Theorem 3.5. The only integer solutions to $y^2+2=x^3$ are $x=3, y=±5.$
Proof. Factor the equation as
\[\tag{3.2}
(y+\sqrt{-2})(y-\sqrt{-2})=x^3 .
\]
We claim that the two factors on the left are coprime (the only integers in $\mathbf{Z}[\sqrt{-2}]$ dividing both of them are units). Suppose, to the contrary, that some irreducible $\alpha$ divides both factors. Then $\alpha$ divides $(y+\sqrt{-2})-(y-\sqrt{-2})=2 \sqrt{-2}=-(\sqrt{-2})^3$. Now $\sqrt{-2}$ is irreducible in $\mathbf{Z}[\sqrt{-2}]$, since it has norm 2, so if it factors into two elements of $\mathbf{Z}[\sqrt{-2}]$, one of them must have norm 1 and hence be a unit. Therefore, by unique factorisation into irreducibles, $\alpha$ is an associate of $\sqrt{-2}$. Modifying $\alpha$ by a unit, we can assume that $\alpha=\sqrt{-2}$.
Thus $\sqrt{-2} \mid(y+\sqrt{-2})$, and so $\sqrt{-2} \mid y$. Taking norms, we see that $2 \mid y^2$, and hence $2 \mid y$. But then, returning to the original equation $y^2+2=x^3$, we see that $2 \mid x$, and hence $y^2 \equiv 6\pmod{8}$. This is impossible, and so indeed the two factors on the left in (3.2) are coprime.
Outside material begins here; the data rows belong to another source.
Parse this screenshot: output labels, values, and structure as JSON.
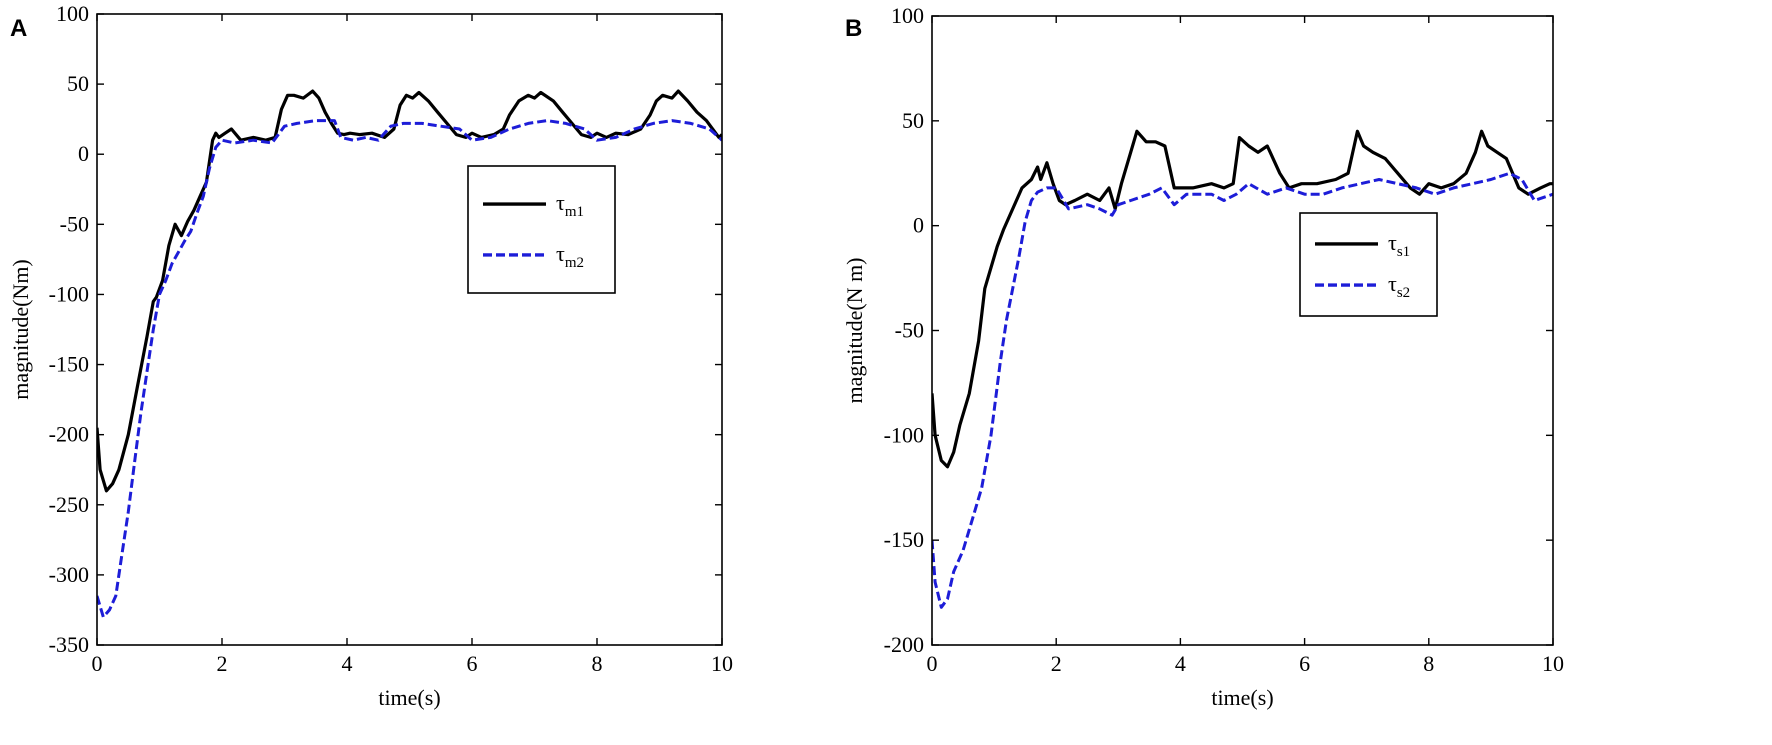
{
  "chart_data": [
    {
      "panel": "A",
      "type": "line",
      "xlabel": "time(s)",
      "ylabel": "magnitude(Nm)",
      "xlim": [
        0,
        10
      ],
      "ylim": [
        -350,
        100
      ],
      "xticks": [
        0,
        2,
        4,
        6,
        8,
        10
      ],
      "yticks": [
        -350,
        -300,
        -250,
        -200,
        -150,
        -100,
        -50,
        0,
        50,
        100
      ],
      "legend": {
        "placement": "right-middle"
      },
      "series": [
        {
          "legend_base": "τ",
          "legend_sub": "m1",
          "color": "#000000",
          "style": "solid",
          "x": [
            0,
            0.05,
            0.15,
            0.25,
            0.35,
            0.5,
            0.65,
            0.8,
            0.9,
            0.95,
            1.05,
            1.15,
            1.25,
            1.35,
            1.45,
            1.55,
            1.65,
            1.75,
            1.85,
            1.9,
            1.95,
            2.05,
            2.15,
            2.3,
            2.5,
            2.7,
            2.85,
            2.95,
            3.05,
            3.15,
            3.3,
            3.45,
            3.55,
            3.65,
            3.75,
            3.85,
            3.95,
            4.05,
            4.2,
            4.4,
            4.6,
            4.75,
            4.85,
            4.95,
            5.05,
            5.15,
            5.3,
            5.45,
            5.6,
            5.75,
            5.9,
            6.0,
            6.15,
            6.35,
            6.5,
            6.6,
            6.75,
            6.9,
            7.0,
            7.1,
            7.3,
            7.45,
            7.6,
            7.75,
            7.9,
            8.0,
            8.15,
            8.3,
            8.5,
            8.7,
            8.85,
            8.95,
            9.05,
            9.2,
            9.3,
            9.45,
            9.6,
            9.75,
            9.85,
            9.95,
            10.0
          ],
          "y": [
            -195,
            -225,
            -240,
            -235,
            -225,
            -200,
            -165,
            -130,
            -105,
            -102,
            -90,
            -65,
            -50,
            -58,
            -48,
            -40,
            -30,
            -20,
            10,
            15,
            12,
            15,
            18,
            10,
            12,
            10,
            12,
            32,
            42,
            42,
            40,
            45,
            40,
            30,
            22,
            15,
            14,
            15,
            14,
            15,
            12,
            18,
            35,
            42,
            40,
            44,
            38,
            30,
            22,
            14,
            12,
            15,
            12,
            14,
            18,
            28,
            38,
            42,
            40,
            44,
            38,
            30,
            22,
            14,
            12,
            15,
            12,
            15,
            14,
            18,
            28,
            38,
            42,
            40,
            45,
            38,
            30,
            24,
            18,
            12,
            14
          ]
        },
        {
          "legend_base": "τ",
          "legend_sub": "m2",
          "color": "#1d1dd8",
          "style": "dashed",
          "x": [
            0,
            0.1,
            0.2,
            0.3,
            0.4,
            0.5,
            0.6,
            0.7,
            0.8,
            0.9,
            1.0,
            1.1,
            1.2,
            1.3,
            1.4,
            1.5,
            1.6,
            1.7,
            1.8,
            1.9,
            2.0,
            2.2,
            2.5,
            2.8,
            3.0,
            3.2,
            3.5,
            3.8,
            3.9,
            4.1,
            4.3,
            4.5,
            4.7,
            4.9,
            5.2,
            5.5,
            5.8,
            6.0,
            6.3,
            6.6,
            6.9,
            7.2,
            7.5,
            7.8,
            8.0,
            8.3,
            8.6,
            8.9,
            9.2,
            9.5,
            9.8,
            10.0
          ],
          "y": [
            -315,
            -330,
            -325,
            -315,
            -285,
            -255,
            -220,
            -185,
            -155,
            -125,
            -100,
            -90,
            -78,
            -70,
            -62,
            -55,
            -42,
            -30,
            -10,
            5,
            10,
            8,
            10,
            8,
            20,
            22,
            24,
            24,
            12,
            10,
            12,
            10,
            20,
            22,
            22,
            20,
            18,
            10,
            12,
            18,
            22,
            24,
            22,
            18,
            10,
            12,
            18,
            22,
            24,
            22,
            18,
            10
          ]
        }
      ]
    },
    {
      "panel": "B",
      "type": "line",
      "xlabel": "time(s)",
      "ylabel": "magnitude(N m)",
      "xlim": [
        0,
        10
      ],
      "ylim": [
        -200,
        100
      ],
      "xticks": [
        0,
        2,
        4,
        6,
        8,
        10
      ],
      "yticks": [
        -200,
        -150,
        -100,
        -50,
        0,
        50,
        100
      ],
      "legend": {
        "placement": "right-middle"
      },
      "series": [
        {
          "legend_base": "τ",
          "legend_sub": "s1",
          "color": "#000000",
          "style": "solid",
          "x": [
            0,
            0.05,
            0.15,
            0.25,
            0.35,
            0.45,
            0.6,
            0.75,
            0.85,
            0.95,
            1.05,
            1.15,
            1.3,
            1.45,
            1.6,
            1.7,
            1.75,
            1.85,
            1.95,
            2.05,
            2.15,
            2.3,
            2.5,
            2.7,
            2.85,
            2.95,
            3.05,
            3.2,
            3.3,
            3.45,
            3.6,
            3.75,
            3.9,
            4.0,
            4.2,
            4.5,
            4.7,
            4.85,
            4.95,
            5.1,
            5.25,
            5.4,
            5.6,
            5.75,
            5.95,
            6.2,
            6.5,
            6.7,
            6.85,
            6.95,
            7.1,
            7.3,
            7.5,
            7.7,
            7.85,
            8.0,
            8.2,
            8.4,
            8.6,
            8.75,
            8.85,
            8.95,
            9.1,
            9.25,
            9.35,
            9.45,
            9.6,
            9.8,
            9.95,
            10.0
          ],
          "y": [
            -80,
            -100,
            -112,
            -115,
            -108,
            -95,
            -80,
            -55,
            -30,
            -20,
            -10,
            -2,
            8,
            18,
            22,
            28,
            22,
            30,
            20,
            12,
            10,
            12,
            15,
            12,
            18,
            8,
            20,
            35,
            45,
            40,
            40,
            38,
            18,
            18,
            18,
            20,
            18,
            20,
            42,
            38,
            35,
            38,
            25,
            18,
            20,
            20,
            22,
            25,
            45,
            38,
            35,
            32,
            25,
            18,
            15,
            20,
            18,
            20,
            25,
            35,
            45,
            38,
            35,
            32,
            25,
            18,
            15,
            18,
            20,
            20
          ]
        },
        {
          "legend_base": "τ",
          "legend_sub": "s2",
          "color": "#1d1dd8",
          "style": "dashed",
          "x": [
            0,
            0.05,
            0.15,
            0.25,
            0.35,
            0.5,
            0.65,
            0.8,
            0.95,
            1.1,
            1.2,
            1.3,
            1.4,
            1.5,
            1.6,
            1.7,
            1.85,
            2.0,
            2.2,
            2.5,
            2.7,
            2.9,
            3.0,
            3.2,
            3.5,
            3.7,
            3.9,
            4.1,
            4.3,
            4.5,
            4.7,
            4.9,
            5.1,
            5.4,
            5.7,
            6.0,
            6.3,
            6.6,
            6.9,
            7.2,
            7.5,
            7.8,
            8.1,
            8.4,
            8.7,
            9.0,
            9.3,
            9.5,
            9.7,
            10.0
          ],
          "y": [
            -150,
            -170,
            -182,
            -178,
            -165,
            -155,
            -140,
            -125,
            -100,
            -65,
            -45,
            -30,
            -15,
            2,
            12,
            16,
            18,
            18,
            8,
            10,
            8,
            5,
            10,
            12,
            15,
            18,
            10,
            15,
            15,
            15,
            12,
            15,
            20,
            15,
            18,
            15,
            15,
            18,
            20,
            22,
            20,
            18,
            15,
            18,
            20,
            22,
            25,
            22,
            12,
            15
          ]
        }
      ]
    }
  ]
}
Using unique factorisation again, it follows that both $y \pm \sqrt{-2}$ are associates of cubes in $\mathbf{Z}[\sqrt{-2}]$. Since the only units in $\mathbf{Z}[\sqrt{-2}]$ are $\pm 1$, and $-1$ is a cube, both $y \pm \sqrt{-2}$ are cubes. Suppose that
\[
y+\sqrt{-2}=(a+b \sqrt{-2})^3,
\]
where $a, b \in \mathbf{Z}$. Expanding out and comparing coefficients of $\sqrt{-2}$, we obtain
\[
1=b(3 a^2-2 b^2) .
\]
This is a very easy equation to solve over the integers. We must have either $b=-1$, in which case $3 a^2-2=-1$, which is impossible, or else $b=1$, in which case $3 a^2-2=1$ and so $a= \pm 1$. This leads to $y+\sqrt{-2}=(\pm 1+\sqrt{-2})^3$ and so $y= \pm 5$.